Collection should be pursued promptly, as well as vigorously, uniformly, and fairly; delay greatly reduces the likelihood of collection. In most cases, the trial attorney should complete initial collection efforts within nine months after entry of judgment. Collection of amounts owed pursuant to a settlement, especially in the early stages, should be monitored closely. If default occurs, appropriate action to enforce collection should be taken promptly.
B. Referral or Retention
After initial collection efforts have been completed, the trial attorney and section chief or assistant chief should decide whether to retain the case or refer it to the IRS (or United States Attorney). In making that decision, an attorney should consider whether the IRS has already attempted to effect collection administratively1. If the IRS has referred a suit to reduce assessments to judgment and to foreclose the tax liens on identified property of the taxpayer, it is likely that the IRS has already exhausted its administrative collection efforts. Cases in this category are often prime candidates for referral to the IRS for monitoring as soon as the uncollectibility of the judgment is confirmed. The determination of uncollectibility must be made as of the time the judgment is obtained and should not be based on the IRS's determination made when the case was initially referred (a determination that often is made years earlier than the date of the judgment). The steps necessary to transfer a judgment to the IRS are set forth at § VII.B, infra.
In some cases, however, administrative remedies either were not available to, or were not exhausted by, the IRS. For example, liabilities for failure to honor a levy and liabilities under I.R.C. § 3505 are not assessed, and thus, cannot be the subject of a presuit IRS levy. Also, in trust fund recovery penalty refund suits and other partial-payment refund cases involving divisible assessments in which we file counterclaims, the IRS is generally required to defer collection during the pendency of the litigation. The IRS may not have worked these cases thoroughly from a collection standpoint, and many of the cases may have substantial collection potential.

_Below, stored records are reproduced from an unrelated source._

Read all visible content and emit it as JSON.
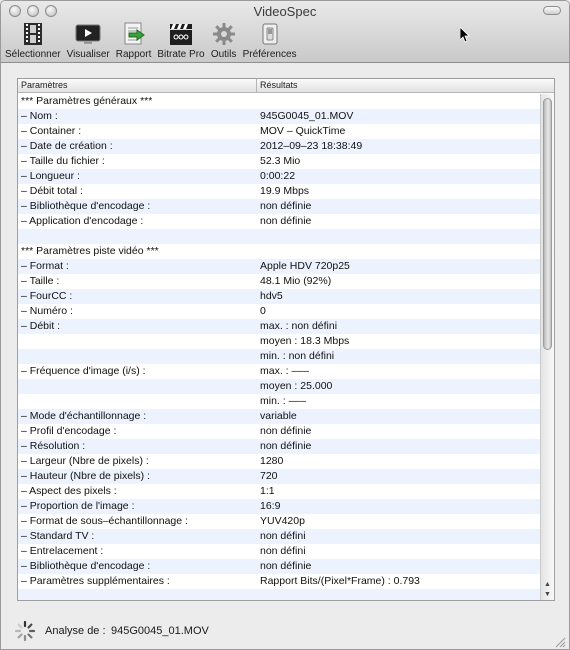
{
  "window": {
    "title": "VideoSpec"
  },
  "toolbar": {
    "items": [
      {
        "label": "Sélectionner",
        "icon": "film-strip-icon"
      },
      {
        "label": "Visualiser",
        "icon": "play-monitor-icon"
      },
      {
        "label": "Rapport",
        "icon": "report-export-icon"
      },
      {
        "label": "Bitrate Pro",
        "icon": "clapperboard-icon"
      },
      {
        "label": "Outils",
        "icon": "gear-icon"
      },
      {
        "label": "Préférences",
        "icon": "switch-icon"
      }
    ]
  },
  "table": {
    "headers": {
      "params": "Paramètres",
      "results": "Résultats"
    },
    "rows": [
      {
        "k": "*** Paramètres généraux ***",
        "v": ""
      },
      {
        "k": "– Nom :",
        "v": "945G0045_01.MOV"
      },
      {
        "k": "– Container :",
        "v": "MOV – QuickTime"
      },
      {
        "k": "– Date de création :",
        "v": "2012–09–23 18:38:49"
      },
      {
        "k": "– Taille du fichier :",
        "v": "52.3 Mio"
      },
      {
        "k": "– Longueur :",
        "v": "0:00:22"
      },
      {
        "k": "– Débit total :",
        "v": "19.9 Mbps"
      },
      {
        "k": "– Bibliothèque d'encodage :",
        "v": "non définie"
      },
      {
        "k": "– Application d'encodage :",
        "v": "non définie"
      },
      {
        "k": "",
        "v": ""
      },
      {
        "k": "*** Paramètres piste vidéo ***",
        "v": ""
      },
      {
        "k": "– Format :",
        "v": "Apple HDV 720p25"
      },
      {
        "k": "– Taille :",
        "v": "48.1 Mio (92%)"
      },
      {
        "k": "– FourCC :",
        "v": "hdv5"
      },
      {
        "k": "– Numéro :",
        "v": "0"
      },
      {
        "k": "– Débit :",
        "v": "max. : non défini"
      },
      {
        "k": "",
        "v": "moyen : 18.3 Mbps"
      },
      {
        "k": "",
        "v": "min. : non défini"
      },
      {
        "k": "– Fréquence d'image (i/s) :",
        "v": "max. : –––"
      },
      {
        "k": "",
        "v": "moyen : 25.000"
      },
      {
        "k": "",
        "v": "min. : –––"
      },
      {
        "k": "– Mode d'échantillonnage :",
        "v": "variable"
      },
      {
        "k": "– Profil d'encodage :",
        "v": "non définie"
      },
      {
        "k": "– Résolution :",
        "v": "non définie"
      },
      {
        "k": "– Largeur (Nbre de pixels) :",
        "v": "1280"
      },
      {
        "k": "– Hauteur (Nbre de pixels) :",
        "v": "720"
      },
      {
        "k": "– Aspect des pixels :",
        "v": "1:1"
      },
      {
        "k": "– Proportion de l'image :",
        "v": "16:9"
      },
      {
        "k": "– Format de sous–échantillonnage :",
        "v": "YUV420p"
      },
      {
        "k": "– Standard TV :",
        "v": "non défini"
      },
      {
        "k": "– Entrelacement :",
        "v": "non défini"
      },
      {
        "k": "– Bibliothèque d'encodage :",
        "v": "non définie"
      },
      {
        "k": "– Paramètres supplémentaires :",
        "v": "Rapport Bits/(Pixel*Frame) : 0.793"
      },
      {
        "k": "",
        "v": ""
      }
    ]
  },
  "status": {
    "label": "Analyse de :",
    "file": "945G0045_01.MOV"
  }
}
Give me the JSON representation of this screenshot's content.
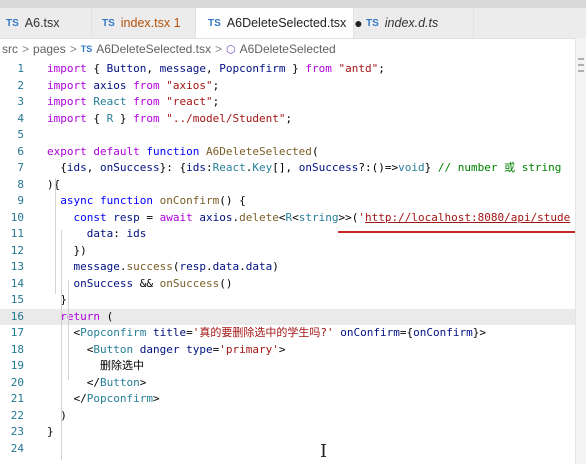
{
  "tabs": [
    {
      "label": "A6.tsx",
      "icon": "TS",
      "state": "normal"
    },
    {
      "label": "index.tsx 1",
      "icon": "TS",
      "state": "modified"
    },
    {
      "label": "A6DeleteSelected.tsx",
      "icon": "TS",
      "state": "active",
      "dirty": "●"
    },
    {
      "label": "index.d.ts",
      "icon": "TS",
      "state": "italic"
    }
  ],
  "breadcrumb": {
    "src": "src",
    "pages": "pages",
    "file_icon": "TS",
    "file": "A6DeleteSelected.tsx",
    "symbol": "A6DeleteSelected",
    "sep": ">"
  },
  "code": {
    "lines": [
      "import { Button, message, Popconfirm } from \"antd\";",
      "import axios from \"axios\";",
      "import React from \"react\";",
      "import { R } from \"../model/Student\";",
      "",
      "export default function A6DeleteSelected(",
      "  {ids, onSuccess}: {ids:React.Key[], onSuccess?:()=>void} // number 或 string",
      "){",
      "  async function onConfirm() {",
      "    const resp = await axios.delete<R<string>>('http://localhost:8080/api/stude",
      "      data: ids",
      "    })",
      "    message.success(resp.data.data)",
      "    onSuccess && onSuccess()",
      "  }",
      "  return (",
      "    <Popconfirm title='真的要删除选中的学生吗?' onConfirm={onConfirm}>",
      "      <Button danger type='primary'>",
      "        删除选中",
      "      </Button>",
      "    </Popconfirm>",
      "  )",
      "}",
      ""
    ],
    "line_numbers": [
      "1",
      "2",
      "3",
      "4",
      "5",
      "6",
      "7",
      "8",
      "9",
      "10",
      "11",
      "12",
      "13",
      "14",
      "15",
      "16",
      "17",
      "18",
      "19",
      "20",
      "21",
      "22",
      "23",
      "24"
    ]
  },
  "colors": {
    "keyword": "#0000ff",
    "control": "#af00db",
    "string": "#a31515",
    "function": "#795e26",
    "variable": "#001080",
    "type": "#267f99",
    "comment": "#008000",
    "line_number": "#237893"
  }
}
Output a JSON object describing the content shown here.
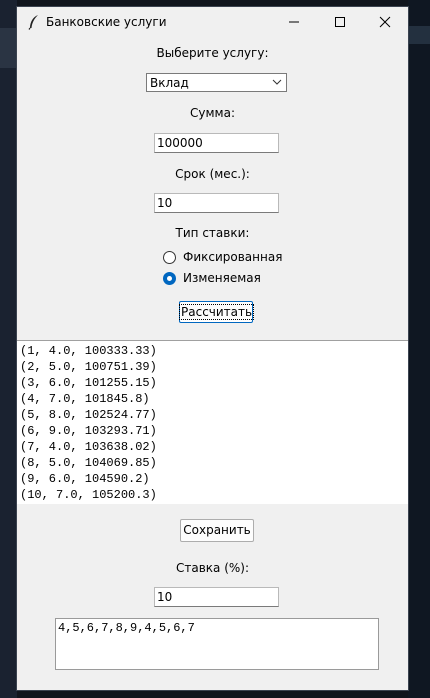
{
  "window": {
    "title": "Банковские услуги"
  },
  "form": {
    "service_label": "Выберите услугу:",
    "service_value": "Вклад",
    "sum_label": "Сумма:",
    "sum_value": "100000",
    "term_label": "Срок (мес.):",
    "term_value": "10",
    "rate_type_label": "Тип ставки:",
    "rate_options": [
      {
        "label": "Фиксированная",
        "selected": false
      },
      {
        "label": "Изменяемая",
        "selected": true
      }
    ],
    "calculate_label": "Рассчитать"
  },
  "output": {
    "rows": [
      "(1, 4.0, 100333.33)",
      "(2, 5.0, 100751.39)",
      "(3, 6.0, 101255.15)",
      "(4, 7.0, 101845.8)",
      "(5, 8.0, 102524.77)",
      "(6, 9.0, 103293.71)",
      "(7, 4.0, 103638.02)",
      "(8, 5.0, 104069.85)",
      "(9, 6.0, 104590.2)",
      "(10, 7.0, 105200.3)"
    ]
  },
  "bottom": {
    "save_label": "Сохранить",
    "rate_label": "Ставка (%):",
    "rate_value": "10",
    "rates_text": "4,5,6,7,8,9,4,5,6,7"
  },
  "colors": {
    "window_bg": "#f0f0f0",
    "accent": "#0067c0"
  }
}
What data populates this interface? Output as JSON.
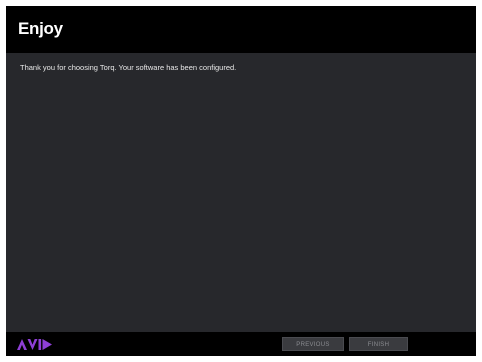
{
  "window": {
    "title": "Enjoy",
    "message": "Thank you for choosing Torq. Your software has been configured."
  },
  "footer": {
    "logo_icon": "avid-logo-icon",
    "brand_color": "#8a2be2",
    "previous_label": "PREVIOUS",
    "finish_label": "FINISH"
  }
}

If initial investigation or postjudgment discovery reveals collection potential, a case should be retained by the Tax Division.
C. Using paralegals
Successful judgment collection will require substantial amounts of the trial attorney's time, but the attorney should seek the assistance of a paralegal for some of the more routine collection tasks, such as initial demand letters and initial collection interrogatories.
D. Reporting activities
As explained in Part VI, infra, it is essential that attorneys and paralegals accurately and promptly report their collection and payment activities on TaxDoc, the Division's automated case management system. Additionally, paralegal and attorney time spent on collection matters should be reported on TaxDoc time reports as "Collection Activities" for the designated case. Accurate time and activity reporting enables Division management to track both the status of outstanding judgments and the amount of attorney and paralegal time devoted to judgment collection.